Planet Money Podcast had a great episode about this that I am gonna sum up. Ok, so you want a currency. First we gotta look at elements, you don’t want compounds or alloys cause you can make those, just pure elements. Ok, so you probably don’t want something that is a gas or liquid at room temp for obvious reason. So metals it is. Next you are gonna want something that doesnt oxidize (rust), you don’t want all your treasure to just rot away. Then you want something that you can melt and easily form into different shapes and sizes, things like platinum don’t work cause their melting point it far far too high for bronze era furnaces. That basically leaves just gold/silver, with copper and nickle as your less desirable metals cause they rust.
You can take a gold coin, bury it, dig it back up in two thousand years and it’ll still be as shiny and unchanged as when you buried it.

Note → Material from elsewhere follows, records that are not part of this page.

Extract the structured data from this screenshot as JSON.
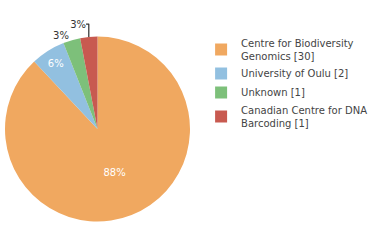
{
  "chart_data": {
    "type": "pie",
    "categories": [
      "Centre for Biodiversity\nGenomics [30]",
      "University of Oulu [2]",
      "Unknown [1]",
      "Canadian Centre for DNA\nBarcoding [1]"
    ],
    "values": [
      88,
      6,
      3,
      3
    ],
    "value_labels": [
      "88%",
      "6%",
      "3%",
      "3%"
    ],
    "colors": [
      "#F0A860",
      "#92C0E0",
      "#7DC07A",
      "#C85A50"
    ],
    "data_labels": true,
    "legend": "right"
  }
}
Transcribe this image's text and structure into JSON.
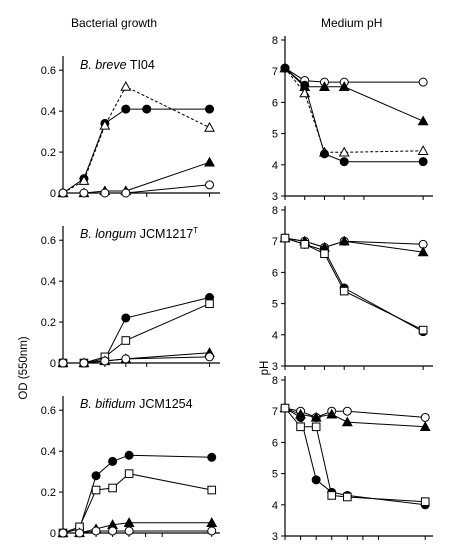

Used to be, silver would be the same. It didn’t start tarnishing until the Industrial Age when we dumped a ton of sulfur into the air.
Other metals rust, corrode and break down. Gold and silver would not do that.
Gold isn’t very reactive and can be preserved for a long time, it’s also easily malleable and rarely came in items which were less valuable than the gold itself so it would make sense that you couldn’t easily turn it into coins and return a profit (consider that the process of turning scrap copper into pennies or vice versa costs more than the actual penny to do).
There are a couple things that make something a good currency.
1) your currency must be durable. It must last long periods of time in storage without deteriorating. Most other metals will rust and crumble to nothing over a long period of time. Gold is fairly non reactive and stable
2) your currency must be reasonably difficult to acquire. Gold exists in very few places..at least in concentrations which make it worth refining into a solid metal. Most other metals we knew about at the time we’re either too rare and not able to be held in sufficient quantities or too abundant andaking coinage out of them would be meaningless.
3) the currency must be equally valued by all under your influence. While gold didn’t have any intrinsic uses man at first, it was unique in its beauty. There weren’t any metals that provided such a shiny bright color. Even bronze was a full brown compared to gold. Thuse gold had aesthetic value to most societies.
But believe it or not gold was not the most common currency for the longest time. For much of prehistoric human history, we used cowry shells as currency. These small discarded snail shells were impossible to counterfeit, reasonably durable, and occured just rare enough to make them valuable. Once again we liked their speckled and varied patterns in jewelry. So they became a currency of sorts for early man.